Statistical analysis and classification of taxa associated with lung cancer

Statistical analysis and visualization, ANOVA and PCoA, was performed on sequencing quality metrics by population sample type (ImA, HB, NT, and T) (Additional file 1: Figure S1). Alpha- and beta-diversity metrics were computed in QIIME with differential abundance analyses performed in R and Stata (v13). Mann–Whitney tests corrected for multiple testing (Benjamini–Hochberg [FDR]) were used to conduct initial comparisons between tissue type and histological subtype (AD or SCC) followed by multivariable logistic regression controlling for multiple confounders (age, gender, race, smoking status, stage, antibiotic exposure, lung location, average Phred score, and sequencing run) (Additional file 1: Table S11). An additional logistic regression model was constructed to estimate the odds of AD versus SCC for each taxa separately (identified from the initial testing) stratified by TP53 mutation status (wild-type versus mutated) with and interaction term between the taxa and mutation added to the model. See Additional file 1: Supplemental Methods for details of statistical modeling.

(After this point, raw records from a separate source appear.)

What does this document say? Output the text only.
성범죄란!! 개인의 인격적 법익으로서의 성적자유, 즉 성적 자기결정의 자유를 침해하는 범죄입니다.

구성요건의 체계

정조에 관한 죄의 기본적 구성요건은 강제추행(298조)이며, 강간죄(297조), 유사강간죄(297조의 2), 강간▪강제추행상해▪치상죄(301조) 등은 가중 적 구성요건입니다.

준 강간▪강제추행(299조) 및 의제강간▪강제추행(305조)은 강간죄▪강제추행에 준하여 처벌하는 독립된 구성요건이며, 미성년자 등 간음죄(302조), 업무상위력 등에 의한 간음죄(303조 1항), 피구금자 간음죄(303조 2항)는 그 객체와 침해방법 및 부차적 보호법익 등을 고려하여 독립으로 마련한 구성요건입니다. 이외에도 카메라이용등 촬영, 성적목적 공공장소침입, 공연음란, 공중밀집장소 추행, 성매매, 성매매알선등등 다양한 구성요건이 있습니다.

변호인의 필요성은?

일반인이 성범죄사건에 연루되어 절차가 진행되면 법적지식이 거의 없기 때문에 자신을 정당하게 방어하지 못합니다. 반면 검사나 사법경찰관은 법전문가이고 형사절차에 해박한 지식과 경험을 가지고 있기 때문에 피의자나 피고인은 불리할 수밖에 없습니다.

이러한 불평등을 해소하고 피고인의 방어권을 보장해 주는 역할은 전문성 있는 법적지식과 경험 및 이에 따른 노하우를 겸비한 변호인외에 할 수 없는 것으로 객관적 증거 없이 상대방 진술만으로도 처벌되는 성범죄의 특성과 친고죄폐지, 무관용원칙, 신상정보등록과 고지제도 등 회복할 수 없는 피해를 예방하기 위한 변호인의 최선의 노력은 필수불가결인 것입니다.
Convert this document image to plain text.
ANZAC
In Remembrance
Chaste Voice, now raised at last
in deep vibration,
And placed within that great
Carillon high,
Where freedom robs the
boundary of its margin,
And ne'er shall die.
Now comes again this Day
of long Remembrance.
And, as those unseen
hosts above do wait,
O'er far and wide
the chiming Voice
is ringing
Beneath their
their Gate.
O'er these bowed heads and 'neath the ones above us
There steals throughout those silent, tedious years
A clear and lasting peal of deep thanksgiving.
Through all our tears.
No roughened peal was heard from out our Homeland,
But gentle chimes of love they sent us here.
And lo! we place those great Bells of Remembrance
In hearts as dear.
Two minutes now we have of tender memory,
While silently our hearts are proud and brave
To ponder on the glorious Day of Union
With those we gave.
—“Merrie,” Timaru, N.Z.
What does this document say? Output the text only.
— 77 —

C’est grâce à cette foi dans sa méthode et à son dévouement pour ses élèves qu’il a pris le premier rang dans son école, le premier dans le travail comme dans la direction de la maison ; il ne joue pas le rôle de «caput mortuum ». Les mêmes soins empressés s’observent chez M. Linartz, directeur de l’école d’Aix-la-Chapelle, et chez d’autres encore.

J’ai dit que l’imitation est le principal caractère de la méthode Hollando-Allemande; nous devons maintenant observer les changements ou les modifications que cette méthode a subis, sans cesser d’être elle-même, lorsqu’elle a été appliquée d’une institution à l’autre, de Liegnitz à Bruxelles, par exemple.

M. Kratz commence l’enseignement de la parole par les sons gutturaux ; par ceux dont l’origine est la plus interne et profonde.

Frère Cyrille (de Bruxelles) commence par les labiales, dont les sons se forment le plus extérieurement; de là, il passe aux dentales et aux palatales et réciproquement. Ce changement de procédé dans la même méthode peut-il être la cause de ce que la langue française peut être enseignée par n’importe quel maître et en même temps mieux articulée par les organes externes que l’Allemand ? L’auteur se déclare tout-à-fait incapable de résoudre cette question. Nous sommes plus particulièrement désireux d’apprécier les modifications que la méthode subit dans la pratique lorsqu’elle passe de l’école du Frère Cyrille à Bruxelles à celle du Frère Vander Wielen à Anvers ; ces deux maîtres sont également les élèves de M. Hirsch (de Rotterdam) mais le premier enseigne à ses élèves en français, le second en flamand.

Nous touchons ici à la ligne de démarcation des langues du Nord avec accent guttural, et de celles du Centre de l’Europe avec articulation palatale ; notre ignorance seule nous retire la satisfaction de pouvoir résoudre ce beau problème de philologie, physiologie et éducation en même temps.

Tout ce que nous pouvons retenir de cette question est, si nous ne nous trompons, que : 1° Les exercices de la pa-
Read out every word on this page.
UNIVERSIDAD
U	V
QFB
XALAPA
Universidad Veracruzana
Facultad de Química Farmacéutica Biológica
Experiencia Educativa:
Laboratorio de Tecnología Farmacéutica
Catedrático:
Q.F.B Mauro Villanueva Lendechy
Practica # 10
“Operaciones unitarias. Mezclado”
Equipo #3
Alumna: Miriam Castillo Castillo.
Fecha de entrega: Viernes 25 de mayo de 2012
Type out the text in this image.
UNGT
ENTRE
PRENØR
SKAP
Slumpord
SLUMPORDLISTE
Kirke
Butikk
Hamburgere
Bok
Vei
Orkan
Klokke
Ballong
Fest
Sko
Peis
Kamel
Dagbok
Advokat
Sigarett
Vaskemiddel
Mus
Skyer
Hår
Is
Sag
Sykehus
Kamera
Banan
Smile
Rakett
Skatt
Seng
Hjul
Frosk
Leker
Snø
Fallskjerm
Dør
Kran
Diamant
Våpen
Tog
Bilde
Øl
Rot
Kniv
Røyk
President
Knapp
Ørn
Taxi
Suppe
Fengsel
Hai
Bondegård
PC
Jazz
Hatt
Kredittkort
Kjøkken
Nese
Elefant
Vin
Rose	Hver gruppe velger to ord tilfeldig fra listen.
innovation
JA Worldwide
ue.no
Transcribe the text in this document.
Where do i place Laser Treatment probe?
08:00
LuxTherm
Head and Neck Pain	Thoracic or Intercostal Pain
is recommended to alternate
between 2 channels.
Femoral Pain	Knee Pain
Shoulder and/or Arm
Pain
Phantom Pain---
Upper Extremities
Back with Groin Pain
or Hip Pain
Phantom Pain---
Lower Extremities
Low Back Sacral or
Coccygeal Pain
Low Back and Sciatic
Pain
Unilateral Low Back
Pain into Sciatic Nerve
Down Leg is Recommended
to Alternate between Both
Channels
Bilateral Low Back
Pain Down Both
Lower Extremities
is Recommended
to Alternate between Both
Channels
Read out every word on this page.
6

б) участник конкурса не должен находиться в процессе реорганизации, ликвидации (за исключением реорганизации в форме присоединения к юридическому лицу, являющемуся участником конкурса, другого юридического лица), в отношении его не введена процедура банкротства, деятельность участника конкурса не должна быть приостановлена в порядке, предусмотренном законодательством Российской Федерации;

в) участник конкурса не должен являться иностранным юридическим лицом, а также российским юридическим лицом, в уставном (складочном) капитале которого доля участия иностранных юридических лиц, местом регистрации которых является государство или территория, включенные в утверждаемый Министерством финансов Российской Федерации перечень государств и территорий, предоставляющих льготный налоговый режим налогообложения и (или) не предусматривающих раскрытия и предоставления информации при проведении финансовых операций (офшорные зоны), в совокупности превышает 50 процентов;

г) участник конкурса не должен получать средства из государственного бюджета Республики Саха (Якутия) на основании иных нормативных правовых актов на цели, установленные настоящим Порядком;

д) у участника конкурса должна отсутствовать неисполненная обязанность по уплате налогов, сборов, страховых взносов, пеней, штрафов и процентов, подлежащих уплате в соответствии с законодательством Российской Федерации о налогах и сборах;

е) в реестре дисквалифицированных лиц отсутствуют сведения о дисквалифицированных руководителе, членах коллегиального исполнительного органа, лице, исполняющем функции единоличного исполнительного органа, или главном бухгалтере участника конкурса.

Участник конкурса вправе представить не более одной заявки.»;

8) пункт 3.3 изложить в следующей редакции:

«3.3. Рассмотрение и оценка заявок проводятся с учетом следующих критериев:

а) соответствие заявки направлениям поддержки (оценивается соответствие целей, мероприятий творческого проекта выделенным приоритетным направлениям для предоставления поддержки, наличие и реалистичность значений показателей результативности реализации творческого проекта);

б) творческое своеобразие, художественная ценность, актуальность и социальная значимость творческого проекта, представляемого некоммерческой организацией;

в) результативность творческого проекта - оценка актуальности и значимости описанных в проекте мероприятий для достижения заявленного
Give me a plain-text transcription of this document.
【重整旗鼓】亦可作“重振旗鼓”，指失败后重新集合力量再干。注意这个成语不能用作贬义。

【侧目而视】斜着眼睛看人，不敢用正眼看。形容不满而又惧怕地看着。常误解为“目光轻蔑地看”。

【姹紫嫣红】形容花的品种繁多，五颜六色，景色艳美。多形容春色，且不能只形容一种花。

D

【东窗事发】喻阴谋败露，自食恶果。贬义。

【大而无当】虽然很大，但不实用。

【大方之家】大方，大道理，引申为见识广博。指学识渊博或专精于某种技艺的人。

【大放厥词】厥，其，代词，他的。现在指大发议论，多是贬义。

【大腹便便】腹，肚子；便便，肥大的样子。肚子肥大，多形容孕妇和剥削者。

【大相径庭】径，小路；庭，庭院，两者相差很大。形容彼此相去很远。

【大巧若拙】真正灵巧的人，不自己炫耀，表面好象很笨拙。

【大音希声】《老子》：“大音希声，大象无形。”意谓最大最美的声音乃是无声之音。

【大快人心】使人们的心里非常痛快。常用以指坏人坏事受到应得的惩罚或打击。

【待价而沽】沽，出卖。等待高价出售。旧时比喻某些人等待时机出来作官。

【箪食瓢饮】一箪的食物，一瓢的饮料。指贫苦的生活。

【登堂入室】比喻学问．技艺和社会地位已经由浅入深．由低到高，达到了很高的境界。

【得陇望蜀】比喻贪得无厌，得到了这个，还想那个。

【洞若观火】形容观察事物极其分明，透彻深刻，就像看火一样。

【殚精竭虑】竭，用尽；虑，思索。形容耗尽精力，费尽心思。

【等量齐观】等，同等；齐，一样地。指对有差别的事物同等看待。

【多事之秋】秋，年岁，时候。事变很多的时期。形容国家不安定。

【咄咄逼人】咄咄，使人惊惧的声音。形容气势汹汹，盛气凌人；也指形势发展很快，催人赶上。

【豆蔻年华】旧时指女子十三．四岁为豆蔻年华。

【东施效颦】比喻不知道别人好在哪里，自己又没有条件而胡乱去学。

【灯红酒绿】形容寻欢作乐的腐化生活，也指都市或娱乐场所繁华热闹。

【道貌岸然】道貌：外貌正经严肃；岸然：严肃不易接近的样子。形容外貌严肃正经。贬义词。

TP53 gene sequencing and mutation analysis

Genomic DNA extracted from lung cancer tissues (n = 107) was submitted for TP53-targeted sequencing using the MiSeq Illumina platform. For mutation analysis, 46 samples were SCC. The assay was targeted at the exons and proximal splice sites. Forward and reverse primers were tailed with Illumina Adapter tags for downstream next-generation sequencing using the BioMark HD System (Fluidigm) and Access Array IFC chips and kits (Fluidigm). PCR products were indexed using an 8-mer oligo barcode. See Additional file 1: Table S3 lists sequences for primers used in the sequencing assay. Sequence results were processed and aligned to human genome and underwent QC requiring coverage > 100 reads with the variant (most single nucleotide variants [SNVs] had a read depth in the thousands) and minimum allele frequency > 10%. The 100-level cutoff for coverage allows to detect variations if the tumor fraction > ~ 20% with 95% confidence, under the assumption of a diploid genome. The 10% allele frequency cutoff is derived from that same consideration. The variants called included all common polymorphisms. Because only the tumor was sequenced, in order to score somatic mutations, those deemed to be germline were filtered out. These included SNVs present in dbSNP with high reported allele frequency (common polymorphisms). Also, SNVs in untranslated regions and introns were not considered, as their somatic status and functional implications are unclear. The presence of putative somatic exonic and splicing variants was corroborated in the TCGA and COSMIC datasets. See Additional file 1: Table S2 for details.

Fluorescent in situ hybridization analysis of Acidovorax

In order to confirm the presence Acidovorax in lung tumor tissue, fluorescently labeled probes were created for each bacterium. Genus or species-specific bacteria probes were hybridized using tumor tissues in addition to gram stain on each. Tumor tissues from cancer cases were fixed in OCT and sectioned frozen (10 μm). Before fixation in 4% paraformaldehyde, sections were thawed at RT. Sections were washed in PBS and the probe (2 μL) was added to 90 μL FISH buffer (0.9 M NaCl, 0.02 M Tris pH 7.5, 0.01% SDS, 20% formamide). This solution was added to the section (20–100 μL) and placed in the hybridization chamber (46 °C) for 3–18 h depending on probe used. Section were washed twice (wash 1: 0.9 M NaCl, 0.02 M Tris pH 7.5, 0.01% SDS, 20% formamide; wash 2: 0.9 M NaCl, 0.02 M Tris pH 7.5, 0.01% SDS) and incubated at 48 °C for 15 min. Slides were then dried for 10 min. Before visualization, DAPI and Vectashield were added to the slides. The probe used for FISH was: Acidovorax (CTT TCG CTC CGT TAT CCC, 5′ modification: Alexa Fluor 532). Representative fields were imaged using Zeiss 710 and a 100X objective for the probe. In addition to two-dimensional (2D) images, Z stacks were also obtained for each bacterial probe and used to reconstruct three-dimensional (3D) images and movies using Imaris software. Quantification of Acidovorax probe reactivity was conducted using ten 2D fields of two patients. At least 300 cells were counted per patient. Percentage (%) of cells with perinuclear probe reactivity was quantified using ImagePro Plus 6.0 software (Additional file 1: Figure S8).